His key to success is a combination of steadfast dedication and a love for his work.
Member of Adelphi University’s Profiles in Success program.
Partner, Eaton & Van Winkle, LLP
Most influential Adelphi faculty: “Dr. Robert Ernst, who was my mentor; also professors Chester Barrows, Clifford Cave, James Wilbur, and Richard Clemo.”
Adelphi memory: “Calling Columbia Law School from a pay phone downstairs in Levermore Hall to learn that I had been accepted. Adelphi holds many other meaningful memories for me.”
Greatest professional accomplishment: “After serving two years as one of 12 commissioners for the New York State Judicial Commission on Minorities, I was proud to receive special thanks on the front page of the final report. Things have changed over the course of the last two decades. Today in New York, courts seek even harder to provide equal justice under law to all, and I like to think that I made a small contribution to that.”
Advice for Adelphi students: “Don’t forget the importance of hard work and perseverance, setting goals, and sticking to them. Also remember that college is a bonding experience; network and meet people. You should be able to do work and have fun—just have your priorities in order.”
Having Too Much Fun to Retire
“These days, lawyers in big firms get pigeonholed. You can’t pigeonhole me,” says Steven Wolfe – and he has the track record to prove it. Throughout an impressive career as a partner at several law firms, Steven Wolfe has tackled legal issues ranging from litigation and real estate, to trust and estates, to corporate and commercial matters. He is currently a partner at Eaton & Van Winkle, LLP, a highly-regarded, comprehensive firm where his cases include litigation, estate work, and estate litigation.
His work for the estate of art dealer Klaus Perls, who was being sued by the estate of renowned sculptor Alexander Calder, recently made front page news in The New York Times, and he was successful in having the suit against his clients dismissed.
The ambitious drive that has helped Mr. Wolfe excel in all facets of his career was already evident during his time at Adelphi. A transfer student from Cornell, he entered Adelphi for his junior year. Although not all of his credits carried over, Mr. Wolfe was determined to graduate on schedule, in 1959. “I completed 75 credits in just two years,” he recalls.

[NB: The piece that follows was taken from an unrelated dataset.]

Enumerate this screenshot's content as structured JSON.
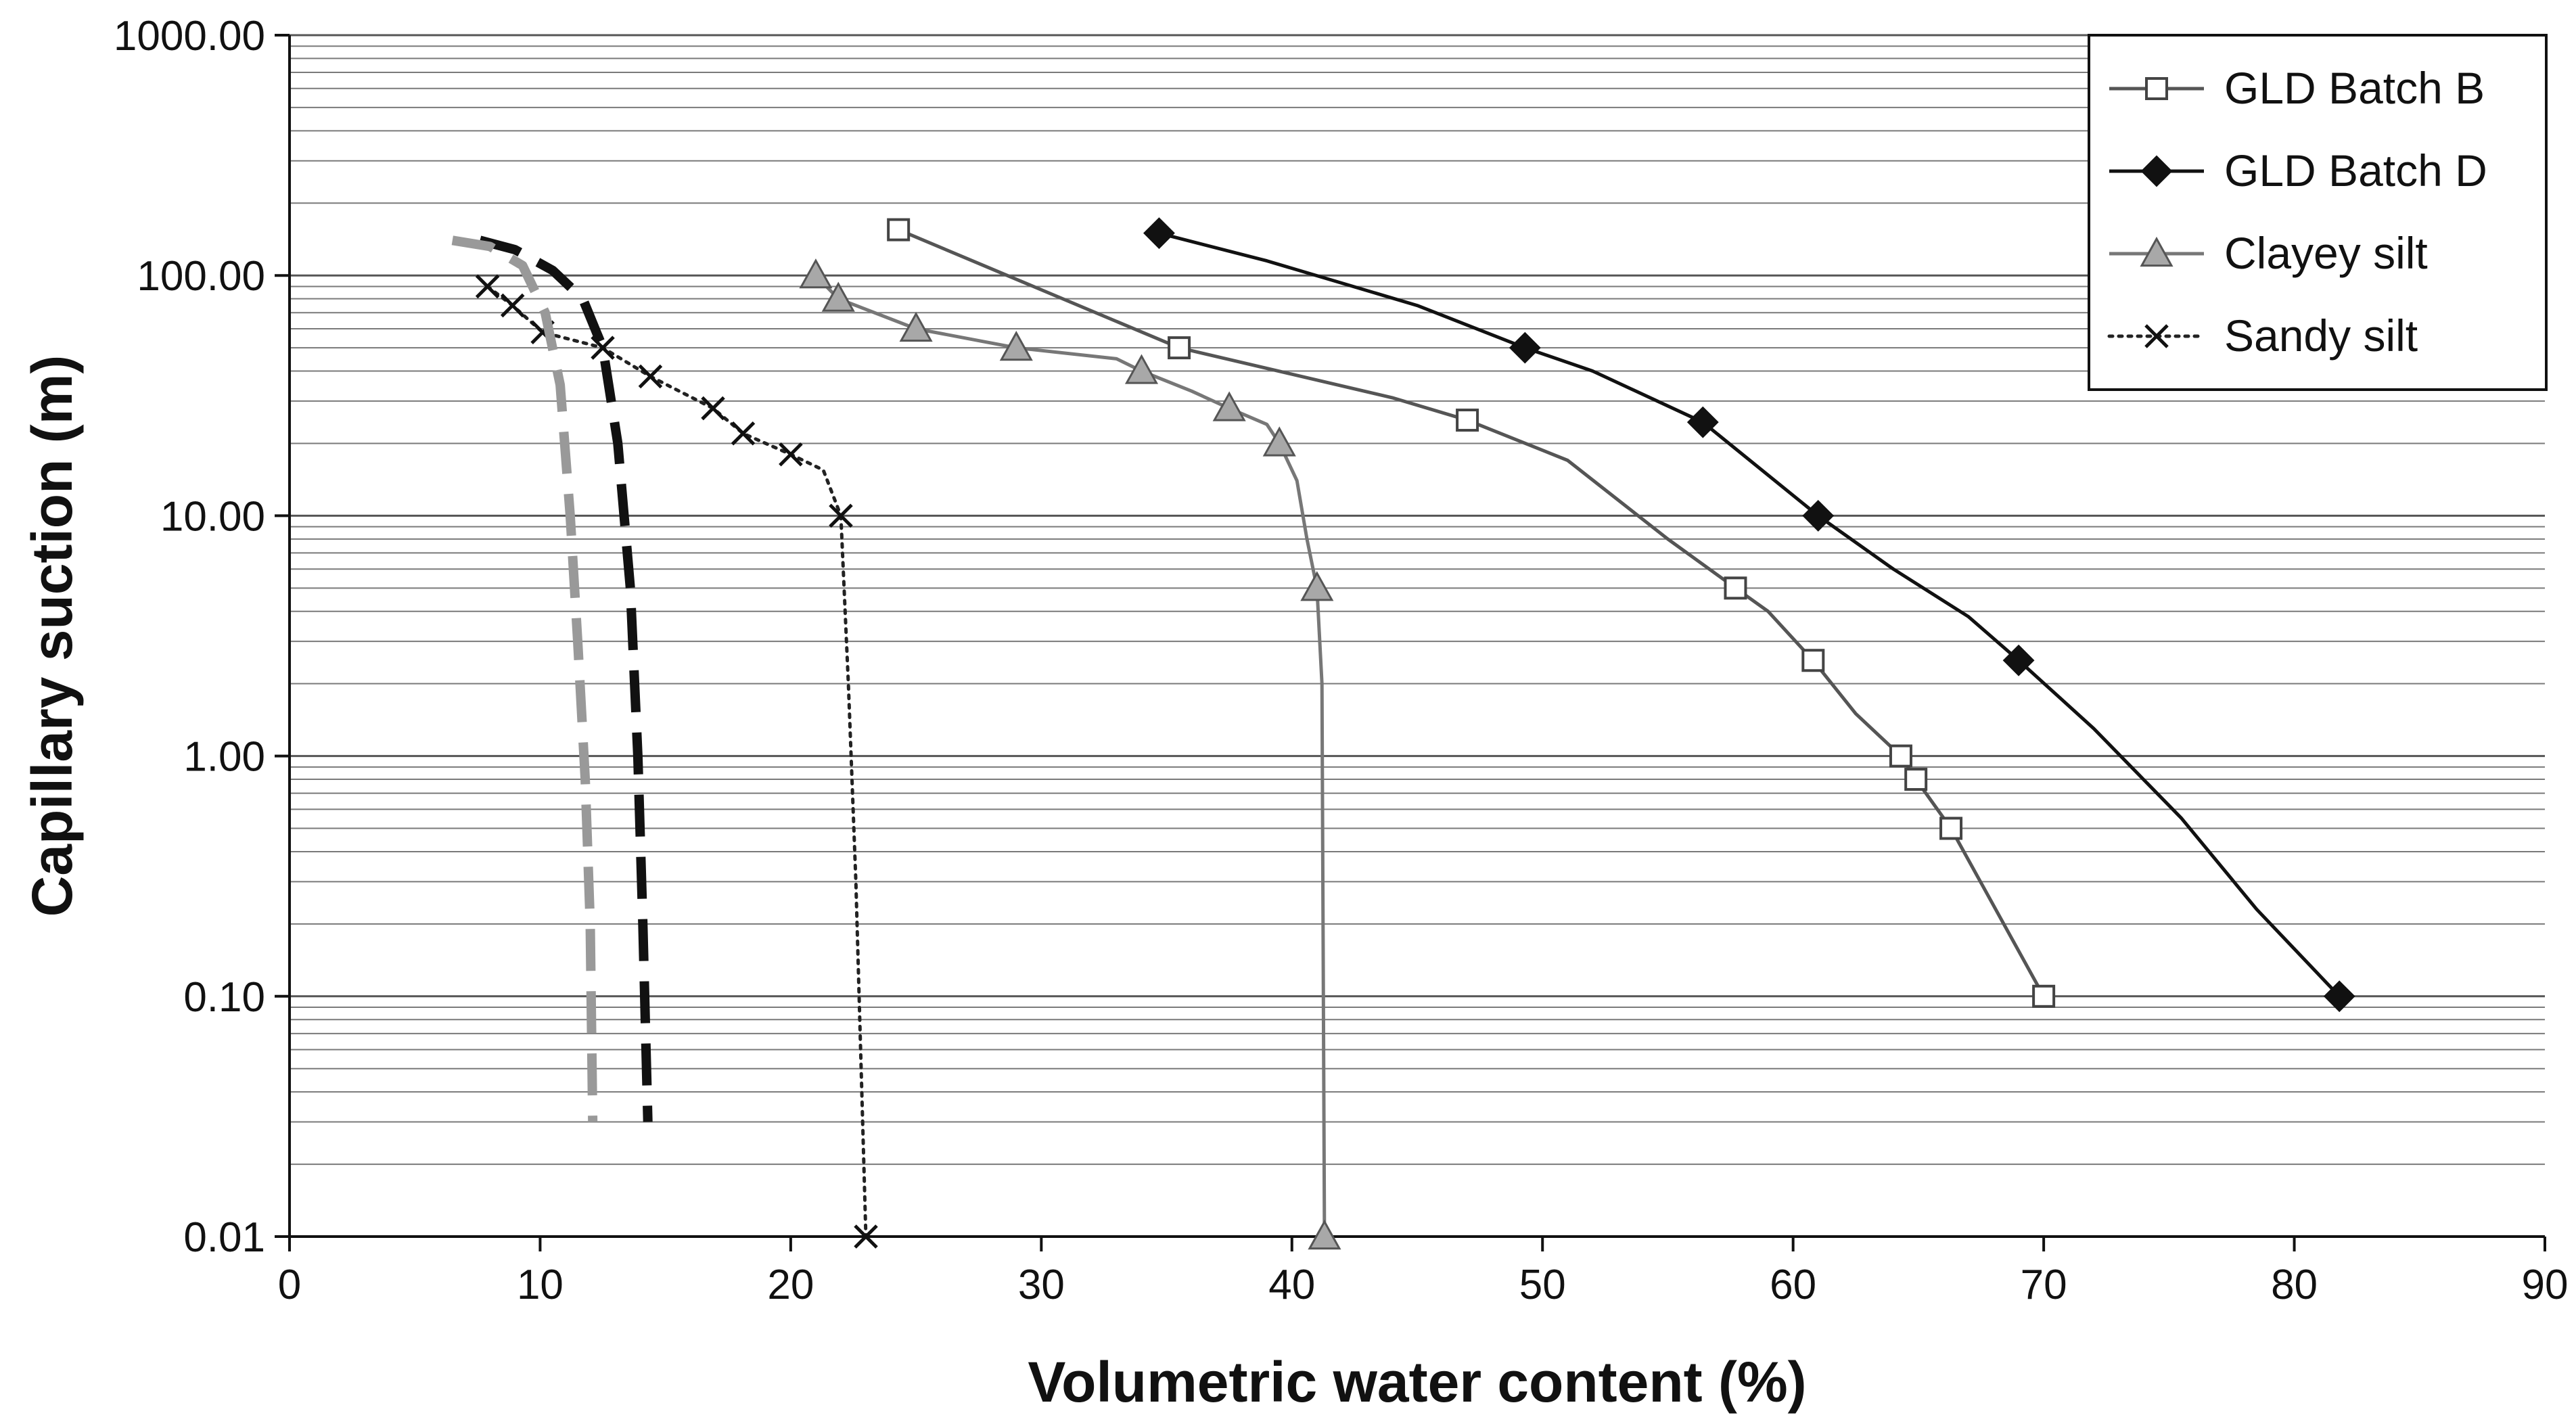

With his sights set on a legal career, he declared a political science major at Adelphi. He fondly remembers history and government faculty, particularly Dr. Robert Ernst, who made his Adelphi experience rewarding. “Professor Ernst was a highly knowledgeable and skilled teacher, but he was tough,” says Mr. Wolfe, who received a 73 on Dr. Ernst’s first exam. “I thought the grade was dreadful,” he says. “But when I went to talk to Dr. Ernst about it, he told me I had received the best grade in the class.” Mr. Wolfe, who has always thrived on challenges, went on to take every course Professor Ernst taught. His recollection is that he got an “A” in every such course.
His hard work at Adelphi paid off. Mr. Wolfe scored in the 96th percentile on the LSAT and after graduating from Adelphi, received his law degree from Columbia Law School. Ready to begin his legal career, he got a job at a law firm; however, he didn’t remain there long because the firm offered little autonomy. “The regimentation was not for me,” he says. “I was brought up to have ambition, an entrepreneurial spirit, and to do things on my own.”
Eager to carve a career more in tune with his goals as a lawyer, he joined his father’s law firm in 1963. “I learned a great deal from him,” says Mr. Wolfe, who remained at his father’s firm for 15 years, before embarking on his next career venture in 1977. He remained with that firm for 35 years. Recently, he resigned and joined his present firm as a partner, a career move late in life that some consider intrepid.
“I’ve had a good career, and it’s not over,” says Mr. Wolfe. His key to success is a combination of steadfast dedication and a love for his work. “You really have to like what you do to spend Saturdays in the office,” says Mr. Wolfe, who laughs at the mere thought of retirement. “My wife tells me I will never retire,” he says. “She’s right! Why should I? I’m having a great time.”
Looking back, Mr. Wolfe credits Adelphi with equipping him with the knowledge base and skill set that make an effective lawyer: “I majored in government and history at Adelphi, and was able to fashion a career from this background,” he says. The liberal arts preparation he received at Adelphi has also served him well: “I took a class in persuasive speech with communications professor Richard Clemo,” he says. “Throughout my law career I have drawn from the public speaking skills I gained in that class.”
“Adelphi has played a major role in my life,” he says. “I owe a debt of gratitude to Adelphi.”
Mr. Wolfe has traveled extensively in Europe and North Africa, for both work and pleasure. In his free time, this wine connoisseur also enjoys playing tennis, as well as amateur digital photography and his stamp collection, which he started in 1947.